Hardened Private Keys with SGX
To support the Token Binding protocol the Client browser partitions its code base into trusted and untrusted portions. The trusted portion of the browser generates asymmetric key pair for each web server and securely signs the ‘tls_unique’ value using the private key. This trusted code runs within a SGX enclave and the private keys are in encrypted form in main memory. Encryption of enclave code and data is performed using a memory encryption engine3 within the CPU package.
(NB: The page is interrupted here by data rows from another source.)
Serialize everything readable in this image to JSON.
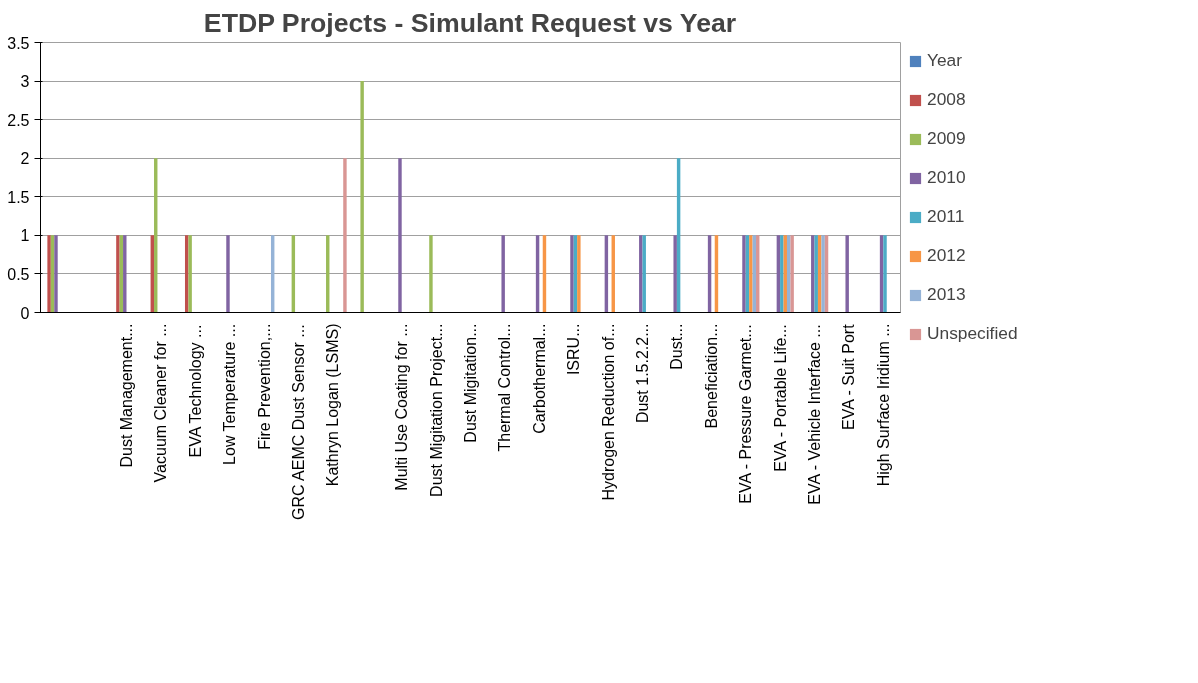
{
  "chart_data": {
    "type": "bar",
    "title": "ETDP Projects - Simulant Request vs Year",
    "categories": [
      null,
      null,
      "Dust Management...",
      "Vacuum Cleaner for ...",
      "EVA Technology ...",
      "Low Temperature ...",
      "Fire Prevention,...",
      "GRC AEMC Dust Sensor ...",
      "Kathryn Logan (LSMS)",
      null,
      "Multi Use Coating for ...",
      "Dust Migitation Project...",
      "Dust Migitation...",
      "Thermal Control...",
      "Carbothermal...",
      "ISRU...",
      "Hydrogen Reduction of...",
      "Dust 1.5.2.2...",
      "Dust...",
      "Beneficiation...",
      "EVA - Pressure Garmet...",
      "EVA - Portable Life...",
      "EVA - Vehicle Interface ...",
      "EVA - Suit Port",
      "High Surface Iridium ..."
    ],
    "series": [
      {
        "name": "Year",
        "color": "#4f81bd",
        "values": [
          null,
          null,
          null,
          null,
          null,
          null,
          null,
          null,
          null,
          null,
          null,
          null,
          null,
          null,
          null,
          null,
          null,
          null,
          null,
          null,
          null,
          null,
          null,
          null,
          null
        ]
      },
      {
        "name": "2008",
        "color": "#c0504d",
        "values": [
          1,
          null,
          1,
          1,
          1,
          null,
          null,
          null,
          null,
          null,
          null,
          null,
          null,
          null,
          null,
          null,
          null,
          null,
          null,
          null,
          null,
          null,
          null,
          null,
          null
        ]
      },
      {
        "name": "2009",
        "color": "#9bbb59",
        "values": [
          1,
          null,
          1,
          2,
          1,
          null,
          null,
          1,
          1,
          3,
          null,
          1,
          null,
          null,
          null,
          null,
          null,
          null,
          null,
          null,
          null,
          null,
          null,
          null,
          null
        ]
      },
      {
        "name": "2010",
        "color": "#8064a2",
        "values": [
          1,
          null,
          1,
          null,
          null,
          1,
          null,
          null,
          null,
          null,
          2,
          null,
          null,
          1,
          1,
          1,
          1,
          1,
          1,
          1,
          1,
          1,
          1,
          1,
          1
        ]
      },
      {
        "name": "2011",
        "color": "#4bacc6",
        "values": [
          null,
          null,
          null,
          null,
          null,
          null,
          null,
          null,
          null,
          null,
          null,
          null,
          null,
          null,
          null,
          1,
          null,
          1,
          2,
          null,
          1,
          1,
          1,
          null,
          1
        ]
      },
      {
        "name": "2012",
        "color": "#f79646",
        "values": [
          null,
          null,
          null,
          null,
          null,
          null,
          null,
          null,
          null,
          null,
          null,
          null,
          null,
          null,
          1,
          1,
          1,
          null,
          null,
          1,
          1,
          1,
          1,
          null,
          null
        ]
      },
      {
        "name": "2013",
        "color": "#95b3d7",
        "values": [
          null,
          null,
          null,
          null,
          null,
          null,
          1,
          null,
          null,
          null,
          null,
          null,
          null,
          null,
          null,
          null,
          null,
          null,
          null,
          null,
          1,
          1,
          1,
          null,
          null
        ]
      },
      {
        "name": "Unspecified",
        "color": "#d99694",
        "values": [
          null,
          null,
          null,
          null,
          null,
          null,
          null,
          null,
          2,
          null,
          null,
          null,
          null,
          null,
          null,
          null,
          null,
          null,
          null,
          null,
          1,
          1,
          1,
          null,
          null
        ]
      }
    ],
    "ylim": [
      0,
      3.5
    ],
    "yticks": [
      0,
      0.5,
      1,
      1.5,
      2,
      2.5,
      3,
      3.5
    ],
    "grid": "y",
    "legend": "right"
  }
}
The enclave code and data are resilient to bus and memory snooping attacks. Note that the enclave writer is responsible for taking care of software side channels that might be present in their implementation. The enclave operations are executed by the host CPU with minimal performance overhead, which eliminates the need for a co-processor. The untrusted portion contains the actual browser implementation and relies on the SGX enclave for the private key operations.
Chromium Source Patch in GitHub
An implementation of securing Token Binding private keys using Intel® SGX is available as reference code for Chromium4 browser at https://github.com/google/channel-id-enclave.5 Note that this implementation uses a predecessor of the Token Binding spec called "ChannelID".The repository contains source patches to the BoringSSL5 library as well as the Chromium browser that uses the SSL library for Token Binding. The Intel® SGX SDK to build and test the source patch can be downloaded for Windows at https://software.intel.com/content/www/cn/zh/develop/tools/sgx.html-sdk, and for Linux at https://01.org/intel-softwareguard-eXtensions.
- The IETF proposal for TokenBinding protocol is available at https://datatracker.ietf.org/doc/draft-ietf-tokbind-protocol.
- Intel® SGX Homepage: https://software.intel.com/content/www/cn/zh/develop/tools/sgx.html
- Intel® SGX Memory Encryption Engine: https://software.intel.com/content/www/cn/zh/develop/blogs/memory-encryption-an-intel-sgx-underpinning-technology.html
- Chromium is an open-source browser project that aims to build a safer, faster, and more stable way for all users to experience the web.
- Erica Portnoy is the author of the reference code that is available at https://github.com/google/channel-id-enclave
- BoringSSL is a fork of OpenSSL that is maintained by Google.